It has been argued for some time now that health professionals need to think about the functional capacity of their patients as well as their medical issues. This would involve considering what the patient is able to do in terms of work, and helping them to manage their illness so that they can return to work as soon as is possible. Return to work should be considered an outcome for successful treatment.
Another side of this coin is what the workplace can do to support health. Many very large companies offer benefits such as health insurance or gym membership as a perk to employees but now such extras are becoming seen as part of the business plan due to their economic benefits to the organisation. Encouraging health at work may lead to lower rates of absenteeism and lower long-term sickness absence, leading to greater profitability for the company.
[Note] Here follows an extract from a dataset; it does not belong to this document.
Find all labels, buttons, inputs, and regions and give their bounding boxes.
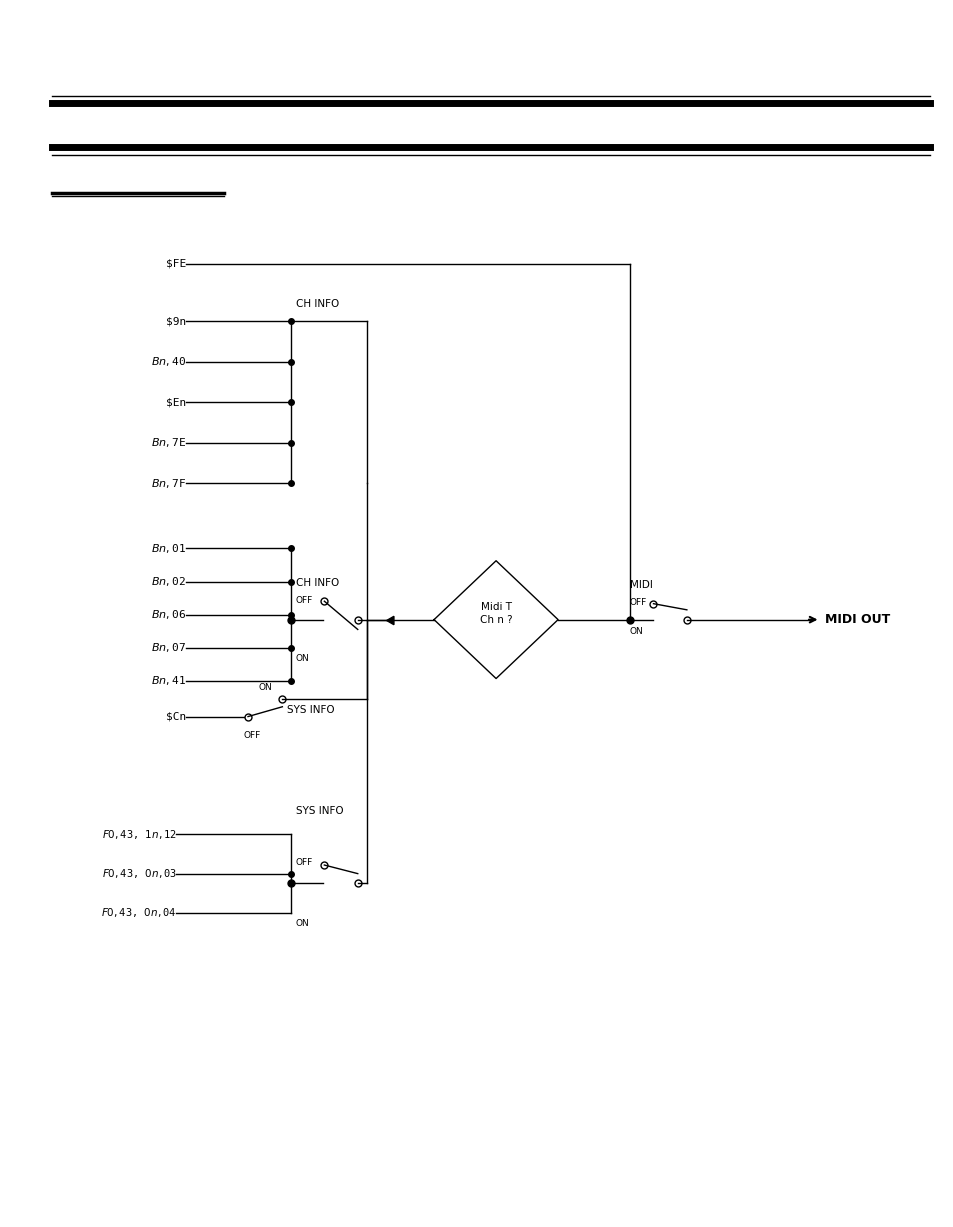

Businesses in the North East of England are encouraged to think about workplace health through the North East Better Health at Work award, and can achieve either a Bronze, Silver or Gold award, dependent on the level of health engagement. This work has been commissioned jointly by public health directors across the region, and has proved very popular with local businesses, who benefit from a ‘health needs assessment’ which is carried out on the premises, involving employees to determine what the current needs are in terms of health support, and training of a health advocate within each organisation. Following the health needs assessment, businesses spend their own resources in improving access to health activities and healthy choices at work.
Initial results have shown improvements in sickness absence and associated savings for the company, although further analysis including a comprehensive audit of the 300 companies signed up to the scheme is yet to be carried out. Whilst many companies are keen to provide more health initiatives to their employees, this scheme allows a mechanism for public health teams to work with companies and provide help and advice on how to get started.